Challenges to Primary Care: Serving the Underserved
Underserved - links at this site and others
The McLennan County FP Program
The following were the responses of Community Connections (SEARCH Program) faculty to questions posed by Robert Wood Johnson regarding Primary Care:
1. From your own experience...what are three of the greatest challenges/needs that the field of primary care faces today. Please list in priority order, with one being the greatest need.
Greatest need:
Primary Care's failure to meet the needs of underserved patients, particularly those at high risk of death or disability. Primary care practitioners can often identify these patients, but have no means of improving their chances of success in health or in life. This involves
1. basic access to care
2. development of innovative methods of identifying at risk patients
3. the need for innovative interventions
What do you think needs to be done for each of the challenges you listed AND who (groups, individuals) should be responsible for meeting these challenges.
Access to care solution:
Comprehensive health education for practitioners that begins with students in the at risk populations and extending throughout health training and out into the practice of these graduates, with liberal doses of exposure to and working with underserved populations, community leaders, and those with a passion for caring for the underserved. Example: Continuous Rural Medical Education for rural family doctors extending from before high school and far beyond just recruitment to rural practice.
How to develop innovative methods to identify at risk patients:
Find practitioners with a passion for those patients and the ability to work with others, assist these practitioners with the development of management skills during and after formal training, gather them together to practice and perfect their methods, and fund them to apply these techniques as they adapt them to the local populations at risk.

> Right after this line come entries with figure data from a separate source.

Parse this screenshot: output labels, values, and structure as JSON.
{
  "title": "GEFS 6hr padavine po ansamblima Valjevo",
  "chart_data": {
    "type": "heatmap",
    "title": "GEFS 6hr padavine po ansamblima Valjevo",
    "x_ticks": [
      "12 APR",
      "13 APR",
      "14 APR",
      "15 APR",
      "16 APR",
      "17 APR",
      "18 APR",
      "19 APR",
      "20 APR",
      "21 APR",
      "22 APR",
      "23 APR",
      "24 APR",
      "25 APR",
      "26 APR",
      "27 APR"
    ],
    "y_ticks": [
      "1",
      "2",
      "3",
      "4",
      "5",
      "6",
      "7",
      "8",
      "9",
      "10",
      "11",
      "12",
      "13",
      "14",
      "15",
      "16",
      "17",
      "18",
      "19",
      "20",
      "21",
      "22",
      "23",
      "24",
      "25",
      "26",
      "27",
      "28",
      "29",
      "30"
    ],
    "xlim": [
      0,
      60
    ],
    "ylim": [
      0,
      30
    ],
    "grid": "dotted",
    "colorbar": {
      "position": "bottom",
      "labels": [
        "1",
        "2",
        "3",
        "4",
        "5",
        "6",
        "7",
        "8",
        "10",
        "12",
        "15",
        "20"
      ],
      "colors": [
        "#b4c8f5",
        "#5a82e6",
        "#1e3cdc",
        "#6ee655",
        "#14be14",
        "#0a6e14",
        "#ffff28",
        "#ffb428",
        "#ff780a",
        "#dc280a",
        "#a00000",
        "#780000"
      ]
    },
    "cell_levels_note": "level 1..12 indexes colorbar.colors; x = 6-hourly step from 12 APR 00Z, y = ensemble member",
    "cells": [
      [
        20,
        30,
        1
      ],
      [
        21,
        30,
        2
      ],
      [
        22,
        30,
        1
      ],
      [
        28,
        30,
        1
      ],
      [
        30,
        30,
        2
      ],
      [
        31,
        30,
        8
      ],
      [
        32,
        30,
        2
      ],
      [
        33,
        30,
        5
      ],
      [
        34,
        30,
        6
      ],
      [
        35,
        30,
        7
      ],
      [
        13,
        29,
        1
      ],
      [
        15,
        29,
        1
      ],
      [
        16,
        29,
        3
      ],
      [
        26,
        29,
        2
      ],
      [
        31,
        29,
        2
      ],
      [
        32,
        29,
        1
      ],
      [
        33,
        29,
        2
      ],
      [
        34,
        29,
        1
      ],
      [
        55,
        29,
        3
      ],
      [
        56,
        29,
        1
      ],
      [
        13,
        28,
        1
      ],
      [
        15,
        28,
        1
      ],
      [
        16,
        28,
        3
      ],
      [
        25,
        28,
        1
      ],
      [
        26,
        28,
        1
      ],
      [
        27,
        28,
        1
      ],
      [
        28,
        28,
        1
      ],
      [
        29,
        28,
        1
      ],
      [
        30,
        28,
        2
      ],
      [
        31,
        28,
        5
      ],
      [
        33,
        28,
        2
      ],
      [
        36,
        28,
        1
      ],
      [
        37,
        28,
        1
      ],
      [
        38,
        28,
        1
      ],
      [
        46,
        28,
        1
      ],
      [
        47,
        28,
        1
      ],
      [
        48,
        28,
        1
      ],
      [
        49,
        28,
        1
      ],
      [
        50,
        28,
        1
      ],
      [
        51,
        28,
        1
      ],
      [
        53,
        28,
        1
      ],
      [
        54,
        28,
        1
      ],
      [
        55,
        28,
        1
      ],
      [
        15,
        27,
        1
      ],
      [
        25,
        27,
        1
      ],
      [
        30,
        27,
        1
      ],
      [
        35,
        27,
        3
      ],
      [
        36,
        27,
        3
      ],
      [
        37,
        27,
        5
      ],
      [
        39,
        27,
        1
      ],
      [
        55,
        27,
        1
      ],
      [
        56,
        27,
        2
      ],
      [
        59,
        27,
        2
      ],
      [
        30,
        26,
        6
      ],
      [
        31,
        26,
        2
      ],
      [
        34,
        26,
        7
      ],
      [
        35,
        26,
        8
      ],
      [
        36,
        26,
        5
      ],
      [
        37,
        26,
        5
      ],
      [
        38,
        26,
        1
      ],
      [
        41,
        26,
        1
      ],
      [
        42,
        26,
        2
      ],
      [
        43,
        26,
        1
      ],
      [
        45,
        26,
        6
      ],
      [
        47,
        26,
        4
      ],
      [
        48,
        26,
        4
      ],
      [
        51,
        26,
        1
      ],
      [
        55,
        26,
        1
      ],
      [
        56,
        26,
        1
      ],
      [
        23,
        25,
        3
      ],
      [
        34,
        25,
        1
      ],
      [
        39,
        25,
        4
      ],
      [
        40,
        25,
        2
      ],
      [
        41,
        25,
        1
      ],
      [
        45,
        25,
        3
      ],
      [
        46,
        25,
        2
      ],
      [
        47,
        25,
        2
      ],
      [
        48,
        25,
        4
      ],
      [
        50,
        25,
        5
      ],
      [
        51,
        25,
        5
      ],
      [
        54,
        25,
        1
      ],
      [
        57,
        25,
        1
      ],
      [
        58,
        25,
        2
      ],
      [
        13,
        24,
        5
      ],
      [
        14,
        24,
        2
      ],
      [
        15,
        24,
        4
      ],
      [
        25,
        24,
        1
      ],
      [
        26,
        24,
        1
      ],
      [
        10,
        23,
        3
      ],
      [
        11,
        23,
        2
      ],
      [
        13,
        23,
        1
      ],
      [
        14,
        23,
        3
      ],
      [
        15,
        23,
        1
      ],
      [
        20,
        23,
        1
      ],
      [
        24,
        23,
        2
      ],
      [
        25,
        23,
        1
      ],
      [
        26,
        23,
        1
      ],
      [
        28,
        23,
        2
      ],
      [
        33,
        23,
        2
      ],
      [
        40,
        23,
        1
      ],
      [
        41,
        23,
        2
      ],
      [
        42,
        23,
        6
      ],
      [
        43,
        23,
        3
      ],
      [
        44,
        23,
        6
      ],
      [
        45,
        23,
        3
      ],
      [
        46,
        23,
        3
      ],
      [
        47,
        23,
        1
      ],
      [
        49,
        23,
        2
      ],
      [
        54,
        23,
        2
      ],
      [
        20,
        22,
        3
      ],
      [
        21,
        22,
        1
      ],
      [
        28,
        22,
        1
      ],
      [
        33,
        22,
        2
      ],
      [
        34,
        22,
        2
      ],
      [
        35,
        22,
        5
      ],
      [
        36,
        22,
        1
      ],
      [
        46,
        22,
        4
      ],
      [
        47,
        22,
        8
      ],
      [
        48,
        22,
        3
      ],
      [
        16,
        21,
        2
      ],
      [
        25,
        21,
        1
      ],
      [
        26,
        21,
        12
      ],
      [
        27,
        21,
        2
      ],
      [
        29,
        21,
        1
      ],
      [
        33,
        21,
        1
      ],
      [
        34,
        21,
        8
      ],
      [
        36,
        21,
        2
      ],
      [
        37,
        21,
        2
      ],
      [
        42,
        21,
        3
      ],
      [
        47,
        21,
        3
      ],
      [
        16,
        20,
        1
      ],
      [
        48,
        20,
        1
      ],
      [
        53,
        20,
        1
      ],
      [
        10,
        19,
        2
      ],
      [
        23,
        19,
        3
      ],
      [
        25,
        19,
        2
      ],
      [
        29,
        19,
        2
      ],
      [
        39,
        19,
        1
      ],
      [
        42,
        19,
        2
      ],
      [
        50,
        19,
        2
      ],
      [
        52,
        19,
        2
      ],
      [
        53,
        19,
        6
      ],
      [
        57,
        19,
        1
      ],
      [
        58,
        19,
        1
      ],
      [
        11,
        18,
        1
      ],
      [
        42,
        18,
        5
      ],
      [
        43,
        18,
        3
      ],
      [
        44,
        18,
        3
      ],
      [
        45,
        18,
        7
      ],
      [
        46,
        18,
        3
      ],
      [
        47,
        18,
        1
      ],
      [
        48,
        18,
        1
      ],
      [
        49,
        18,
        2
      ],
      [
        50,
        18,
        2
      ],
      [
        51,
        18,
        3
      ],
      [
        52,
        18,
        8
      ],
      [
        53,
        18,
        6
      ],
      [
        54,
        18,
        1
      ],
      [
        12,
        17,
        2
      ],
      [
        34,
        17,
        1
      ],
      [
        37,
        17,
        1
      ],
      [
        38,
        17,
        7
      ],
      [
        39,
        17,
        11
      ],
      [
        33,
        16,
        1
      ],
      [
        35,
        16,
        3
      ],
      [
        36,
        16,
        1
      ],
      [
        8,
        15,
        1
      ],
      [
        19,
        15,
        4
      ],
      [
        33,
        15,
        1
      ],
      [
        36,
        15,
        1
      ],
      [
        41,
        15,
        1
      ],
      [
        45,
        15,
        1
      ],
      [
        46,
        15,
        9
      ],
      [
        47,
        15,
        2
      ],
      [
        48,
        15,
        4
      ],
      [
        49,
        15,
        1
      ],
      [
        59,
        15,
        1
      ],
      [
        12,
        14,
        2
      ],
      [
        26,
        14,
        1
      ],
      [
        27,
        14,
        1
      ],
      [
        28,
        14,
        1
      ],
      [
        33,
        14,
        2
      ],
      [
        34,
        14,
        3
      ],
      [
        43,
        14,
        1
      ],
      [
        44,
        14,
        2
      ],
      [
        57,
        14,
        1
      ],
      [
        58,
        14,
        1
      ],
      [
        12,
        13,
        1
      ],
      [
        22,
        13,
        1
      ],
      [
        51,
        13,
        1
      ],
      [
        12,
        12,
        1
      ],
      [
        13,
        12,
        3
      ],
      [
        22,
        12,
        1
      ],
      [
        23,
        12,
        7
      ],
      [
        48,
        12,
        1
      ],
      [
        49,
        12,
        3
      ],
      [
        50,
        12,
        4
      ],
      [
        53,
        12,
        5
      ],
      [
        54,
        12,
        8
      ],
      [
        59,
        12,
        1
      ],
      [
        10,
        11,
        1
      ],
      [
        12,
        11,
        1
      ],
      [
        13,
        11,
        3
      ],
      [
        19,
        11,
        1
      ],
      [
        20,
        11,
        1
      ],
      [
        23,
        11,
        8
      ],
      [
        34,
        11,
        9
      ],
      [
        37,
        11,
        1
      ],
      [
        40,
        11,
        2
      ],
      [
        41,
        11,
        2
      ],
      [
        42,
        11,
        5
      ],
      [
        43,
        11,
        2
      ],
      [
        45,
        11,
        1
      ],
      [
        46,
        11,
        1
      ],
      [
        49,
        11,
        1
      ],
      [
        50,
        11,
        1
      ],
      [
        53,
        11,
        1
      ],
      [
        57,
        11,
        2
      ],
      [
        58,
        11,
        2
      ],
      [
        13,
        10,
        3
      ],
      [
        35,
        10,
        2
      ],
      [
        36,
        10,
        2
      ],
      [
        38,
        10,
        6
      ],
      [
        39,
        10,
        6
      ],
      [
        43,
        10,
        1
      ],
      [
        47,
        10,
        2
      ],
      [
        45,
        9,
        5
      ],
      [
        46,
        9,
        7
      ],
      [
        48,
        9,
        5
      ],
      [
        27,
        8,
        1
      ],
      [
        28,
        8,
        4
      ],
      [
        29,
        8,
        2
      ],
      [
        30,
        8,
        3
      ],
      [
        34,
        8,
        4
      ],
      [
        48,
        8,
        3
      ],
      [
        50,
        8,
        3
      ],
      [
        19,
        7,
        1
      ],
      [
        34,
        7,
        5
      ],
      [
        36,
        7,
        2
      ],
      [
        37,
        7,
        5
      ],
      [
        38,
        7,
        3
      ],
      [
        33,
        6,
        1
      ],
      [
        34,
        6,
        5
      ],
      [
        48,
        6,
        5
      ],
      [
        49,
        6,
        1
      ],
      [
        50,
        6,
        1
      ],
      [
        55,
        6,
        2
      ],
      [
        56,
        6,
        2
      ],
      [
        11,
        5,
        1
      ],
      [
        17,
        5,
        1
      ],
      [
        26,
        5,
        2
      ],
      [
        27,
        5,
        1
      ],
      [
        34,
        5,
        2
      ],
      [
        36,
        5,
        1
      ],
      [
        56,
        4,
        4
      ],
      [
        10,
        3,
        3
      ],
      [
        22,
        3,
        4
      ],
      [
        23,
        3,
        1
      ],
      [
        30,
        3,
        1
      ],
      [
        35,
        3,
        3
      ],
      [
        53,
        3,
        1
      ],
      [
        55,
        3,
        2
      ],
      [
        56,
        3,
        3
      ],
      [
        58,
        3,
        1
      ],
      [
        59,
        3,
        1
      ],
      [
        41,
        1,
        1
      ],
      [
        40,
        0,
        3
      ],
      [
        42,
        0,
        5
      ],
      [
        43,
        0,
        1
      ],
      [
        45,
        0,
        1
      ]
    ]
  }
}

The challenge is identifying principal investigators that can demonstrate that their primary motivation is passion for those at risk rather than the need just to support themselves or their infrastructure.
The innovative interventions will be developed by the above plan of collaborative discussions and work groups led by primary care practitioners held in conjunction with those responsible for resource distribution. Administrators and patients should be represented and in many cases should take leadership roles as well.
3. What would you like the Robert Wood Johnson Foundation to do (please be specific) to help meet any of the challenges listed above.
Identify, support, and gather these individuals and help train more replacement individuals rather than just attempting to duplicate successful programs that may longer be appropriate to the tremendous variety of at risk populations that are also constantly changing. Terminate relationships with individuals, groups, and institutions that seek dollars primarily rather than devoting their lives and resources to individuals and groups in need.